Conveniently, this gives us 112 different characters we can map to,
which nicely maps to the ASCII character range 0x20 -> 0x7F,
aka all the non-control characters. The only issue is that we can't have new lines
in this system, so to fix that, we can simply map 0x7F (DEL) to 0x0A (LF).
This can be represented as `(CHARACTER - 11) % 133 - 21`, and decoded with
`(CHARACTER + 22) % 133 + 10`.
## Experiment with the codec
There is an executable available for experimenting with the codec on text and files.

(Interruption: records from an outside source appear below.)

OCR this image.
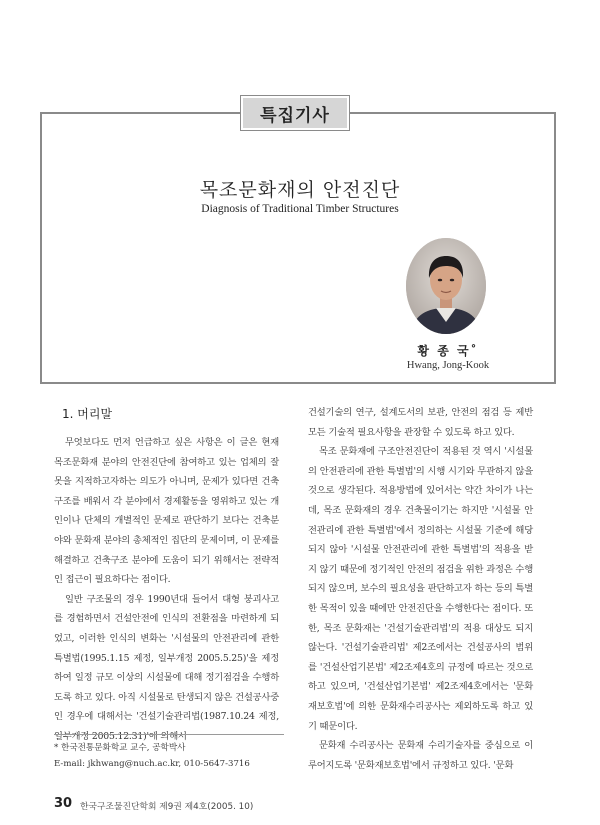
특집기사
목조문화재의 안전진단
Diagnosis of Traditional Timber Structures
황 종 국˚
Hwang, Jong-Kook
1. 머리말

무엇보다도 먼저 언급하고 싶은 사항은 이 글은 현재 목조문화재 분야의 안전진단에 참여하고 있는 업체의 잘못을 지적하고자하는 의도가 아니며, 문제가 있다면 건축구조를 배워서 각 분야에서 경제활동을 영위하고 있는 개인이나 단체의 개별적인 문제로 판단하기 보다는 건축분야와 문화재 분야의 총체적인 집단의 문제이며, 이 문제를 해결하고 건축구조 분야에 도움이 되기 위해서는 전략적인 접근이 필요하다는 점이다.

일반 구조물의 경우 1990년대 들어서 대형 붕괴사고를 경험하면서 건설안전에 인식의 전환점을 마련하게 되었고, 이러한 인식의 변화는 '시설물의 안전관리에 관한 특별법(1995.1.15 제정, 일부개정 2005.5.25)'을 제정하여 일정 규모 이상의 시설물에 대해 정기점검을 수행하도록 하고 있다. 아직 시설물로 탄생되지 않은 건설공사중인 경우에 대해서는 '건설기술관리법(1987.10.24 제정, 일부개정 2005.12.31)'에 의해서

건설기술의 연구, 설계도서의 보관, 안전의 점검 등 제반 모든 기술적 필요사항을 관장할 수 있도록 하고 있다.

목조 문화재에 구조안전진단이 적용된 것 역시 '시설물의 안전관리에 관한 특별법'의 시행 시기와 무관하지 않을 것으로 생각된다. 적용방법에 있어서는 약간 차이가 나는데, 목조 문화재의 경우 건축물이기는 하지만 '시설물 안전관리에 관한 특별법'에서 정의하는 시설물 기준에 해당되지 않아 '시설물 안전관리에 관한 특별법'의 적용을 받지 않기 때문에 정기적인 안전의 점검을 위한 과정은 수행되지 않으며, 보수의 필요성을 판단하고자 하는 등의 특별한 목적이 있을 때에만 안전진단을 수행한다는 점이다. 또한, 목조 문화재는 '건설기술관리법'의 적용 대상도 되지 않는다. '건설기술관리법' 제2조에서는 건설공사의 범위를 '건설산업기본법' 제2조제4호의 규정에 따르는 것으로 하고 있으며, '건설산업기본법' 제2조제4호에서는 '문화재보호법'에 의한 문화재수리공사는 제외하도록 하고 있기 때문이다.

문화재 수리공사는 문화재 수리기술자를 중심으로 이루어지도록 '문화재보호법'에서 규정하고 있다. '문화

* 한국전통문화학교 교수, 공학박사
E-mail: jkhwang@nuch.ac.kr, 010-5647-3716
30 한국구조물진단학회 제9권 제4호(2005. 10)
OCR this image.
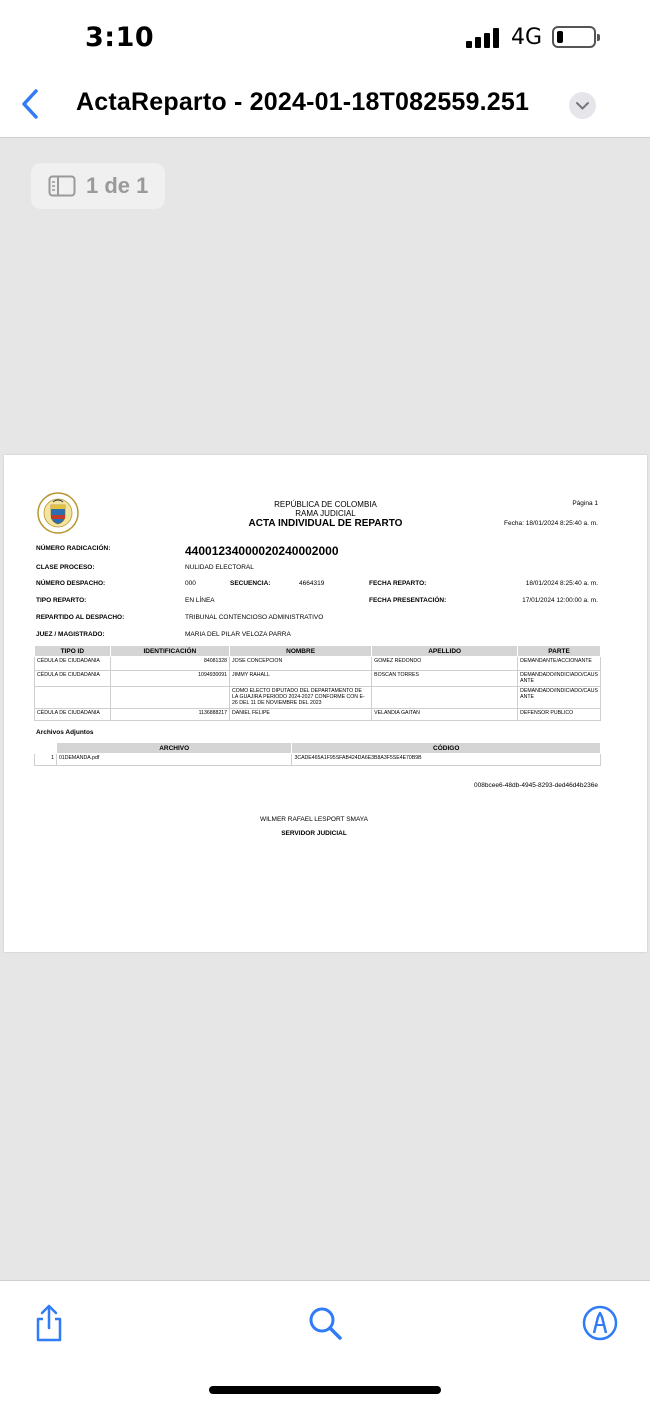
3:10	4G
ActaReparto - 2024-01-18T082559.251
1 de 1
REPÚBLICA DE COLOMBIA
RAMA JUDICIAL
ACTA INDIVIDUAL DE REPARTO
Página 1
Fecha: 18/01/2024 8:25:40 a. m.
NÚMERO RADICACIÓN:	44001234000020240002000
CLASE PROCESO:	NULIDAD ELECTORAL
NÚMERO DESPACHO:	000	SECUENCIA:	4664319	FECHA REPARTO:	18/01/2024 8:25:40 a. m.
TIPO REPARTO:	EN LÍNEA	FECHA PRESENTACIÓN:	17/01/2024 12:00:00 a. m.
REPARTIDO AL DESPACHO:	TRIBUNAL CONTENCIOSO ADMINISTRATIVO
JUEZ / MAGISTRADO:	MARIA DEL PILAR VELOZA PARRA
TIPO ID	IDENTIFICACIÓN	NOMBRE	APELLIDO	PARTE
CÉDULA DE CIUDADANIA	84081328	JOSE CONCEPCION	GOMEZ REDONDO	DEMANDANTE/ACCIONANTE
CÉDULA DE CIUDADANIA	1094930091	JIMMY RAHALL	BOSCAN TORRES	DEMANDADO/INDICIADO/CAUS ANTE
		COMO ELECTO DIPUTADO DEL DEPARTAMENTO DE LA GUAJIRA PERIODO 2024-2027 CONFORME CON E-26 DEL 11 DE NOVIEMBRE DEL 2023		DEMANDADO/INDICIADO/CAUS ANTE
CÉDULA DE CIUDADANIA	1136888217	DANIEL FELIPE	VELANDIA GAITAN	DEFENSOR PUBLICO
Archivos Adjuntos
	ARCHIVO	CÓDIGO
1	01DEMANDA.pdf	3CADE465A1F95SFAB424DA6E3B8A3F5SE4E70B9B
008bcee6-48db-4945-8293-ded46d4b236e
WILMER RAFAEL LESPORT SMAYA
SERVIDOR JUDICIAL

It can also be used to generate grapheme clusters from source code for use with `zalgo_embed!`.
It can be installed with `cargo install zalgo-codec --features binary`.
You can optionally enable the `gui` feature during installation to include a
rudimentary GUI mode for the program.
## Links
The crate is based on the encoding and decoding functions
[originally written in Python](https://github.com/DaCoolOne/DumbIdeas/tree/main/reddit_ph_compressor)
by Scott Conner. They were first presented in [this post](https://www.reddit.com/r/ProgrammerHumor/comments/yqof9f/the_most_upvoted_comment_picks_the_next_line_of/ivrd9ur/?context=3)
together with the above explanation.
### License
Licensed under either of Apache License, Version
2.0 or MIT license at your option.
Unless you explicitly state otherwise, any contribution intentionally submitted
for inclusion in the work by you, as defined in the Apache-2.0 license, shall be
dual licensed as above, without any additional terms or conditions.